In previous test i've used a crufted string of compilation options; i've removed all that crap for -O3 -march=k8 -mfpmath=sse -fno-gcse -fno-exceptions. The second patch, hack sse simode inputs, is a small win or at least a draw, inlined or not, -fno-gcse or not. The first one, mark builtins constant, is a lose in every conditions; it's the one that triggers those stack references/movements noted earlier (and my guess is what's causing the perf regression, other than that the code seems prettier).
Wow! We got a winner. 15.8 fps with -fno-gcse, inlining and only d-19680-3. 402680: 66 0f 6f d1 movdqa %xmm1,%xmm2 .. 402688: 66 0f db 50 30 pand 0x30(%eax),%xmm2 40268d: 66 0f 6e 41 28 movd 0x28(%ecx),%xmm0 402692: 66 0f 70 c0 00 pshufd $0x0,%xmm0,%xmm0 402697: 66 0f df c8 pandn %xmm0,%xmm1 40269b: 66 0f eb ca por %xmm2,%xmm1 40269f: 0f 29 48 30 movaps %xmm1,0x30(%eax) That's the final integer update. Perfect. Want me to try that champ in conjunction with d-19680-1?

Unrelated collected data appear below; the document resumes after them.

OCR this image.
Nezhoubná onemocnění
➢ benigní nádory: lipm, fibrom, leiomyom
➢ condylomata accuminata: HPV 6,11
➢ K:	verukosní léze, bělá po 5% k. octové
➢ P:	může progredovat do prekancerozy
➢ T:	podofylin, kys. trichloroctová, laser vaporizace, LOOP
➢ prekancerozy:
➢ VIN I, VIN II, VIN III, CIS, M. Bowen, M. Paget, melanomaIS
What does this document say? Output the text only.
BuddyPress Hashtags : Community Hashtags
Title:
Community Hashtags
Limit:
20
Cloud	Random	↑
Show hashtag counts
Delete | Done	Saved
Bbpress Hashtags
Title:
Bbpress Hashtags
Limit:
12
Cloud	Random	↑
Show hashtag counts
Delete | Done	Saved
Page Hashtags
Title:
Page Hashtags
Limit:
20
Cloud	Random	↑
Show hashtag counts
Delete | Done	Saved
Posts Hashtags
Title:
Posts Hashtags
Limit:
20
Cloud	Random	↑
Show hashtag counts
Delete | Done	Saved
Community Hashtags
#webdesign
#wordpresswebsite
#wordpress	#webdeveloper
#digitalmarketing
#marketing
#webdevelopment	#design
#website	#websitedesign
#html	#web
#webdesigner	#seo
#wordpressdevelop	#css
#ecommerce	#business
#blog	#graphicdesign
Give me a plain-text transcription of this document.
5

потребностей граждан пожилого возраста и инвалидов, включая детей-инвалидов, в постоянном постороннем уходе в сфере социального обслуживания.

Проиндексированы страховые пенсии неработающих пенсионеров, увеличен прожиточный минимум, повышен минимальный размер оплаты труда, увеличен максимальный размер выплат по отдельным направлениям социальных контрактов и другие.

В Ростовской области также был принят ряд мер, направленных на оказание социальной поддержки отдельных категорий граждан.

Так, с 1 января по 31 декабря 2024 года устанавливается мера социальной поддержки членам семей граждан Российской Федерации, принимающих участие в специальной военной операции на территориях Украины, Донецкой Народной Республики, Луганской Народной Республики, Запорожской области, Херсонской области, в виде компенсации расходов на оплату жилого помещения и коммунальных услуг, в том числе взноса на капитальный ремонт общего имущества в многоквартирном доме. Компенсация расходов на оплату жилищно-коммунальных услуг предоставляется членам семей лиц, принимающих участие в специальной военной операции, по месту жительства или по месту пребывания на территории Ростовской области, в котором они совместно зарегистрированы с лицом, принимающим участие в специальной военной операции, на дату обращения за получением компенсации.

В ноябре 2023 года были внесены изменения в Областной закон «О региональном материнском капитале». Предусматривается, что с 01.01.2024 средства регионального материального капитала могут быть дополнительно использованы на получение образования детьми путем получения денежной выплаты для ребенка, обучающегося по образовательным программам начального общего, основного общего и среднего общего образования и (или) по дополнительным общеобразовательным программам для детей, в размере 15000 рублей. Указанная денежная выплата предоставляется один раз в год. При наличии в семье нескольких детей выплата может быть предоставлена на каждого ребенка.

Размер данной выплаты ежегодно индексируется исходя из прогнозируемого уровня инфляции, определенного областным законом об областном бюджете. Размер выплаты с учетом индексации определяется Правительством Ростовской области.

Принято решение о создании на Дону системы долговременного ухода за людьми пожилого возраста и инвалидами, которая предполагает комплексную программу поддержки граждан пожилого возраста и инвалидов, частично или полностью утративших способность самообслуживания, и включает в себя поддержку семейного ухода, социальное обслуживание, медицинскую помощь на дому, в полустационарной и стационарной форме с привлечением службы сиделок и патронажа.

d-19680-1 + d-19680-3 isn't as good, 14.9fps, as some silly stack movements are induced; ie: 40265f: 0f 29 04 24 movaps %xmm0,(%esp) 402663: 0f 57 c0 xorps %xmm0,%xmm0 402666: 0f c2 d0 01 cmpltps %xmm0,%xmm2 40266a: 0f 56 14 24 orps (%esp),%xmm2
Subject: Bug 19680 CVSROOT: /cvs/gcc Module name: gcc Changes by: rth@gcc.gnu.org 2005-02-02 00:30:38 Modified files: gcc : ChangeLog gcc/config/i386: i386-protos.h i386.c i386.h Log message: PR target/19680 * config/i386/i386.h (MODES_TIEABLE_P): Use ix86_modes_tieable_p. * config/i386/i386.c (ix86_hard_regno_mode_ok): Change return type to bool. (ix86_tieable_integer_mode_p, ix86_modes_tieable_p): New. * config/i386/i386-protos.h: Update. Patches: http://gcc.gnu.org/cgi-bin/cvsweb.cgi/gcc/gcc/ChangeLog.diff?cvsroot=gcc&r1=2.7369&r2=2.7370 http://gcc.gnu.org/cgi-bin/cvsweb.cgi/gcc/gcc/config/i386/i386-protos.h.diff?cvsroot=gcc&r1=1.130&r2=1.131 http://gcc.gnu.org/cgi-bin/cvsweb.cgi/gcc/gcc/config/i386/i386.c.diff?cvsroot=gcc&r1=1.794&r2=1.795 http://gcc.gnu.org/cgi-bin/cvsweb.cgi/gcc/gcc/config/i386/i386.h.diff?cvsroot=gcc&r1=1.420&r2=1.421
I'm going to ping this bugreport because there's still some very bad interaction with gcse in current gcc. Just compile the 'packet_intersection.cpp' testcase with ie g++-4.1-4120050501 for ia32 to convince yourself (x86-64 is apparently immune, thanks to the lower register pressure). It takes a bit of luck, or the use of -fno-gcse, to dodge that issue which really kills performance.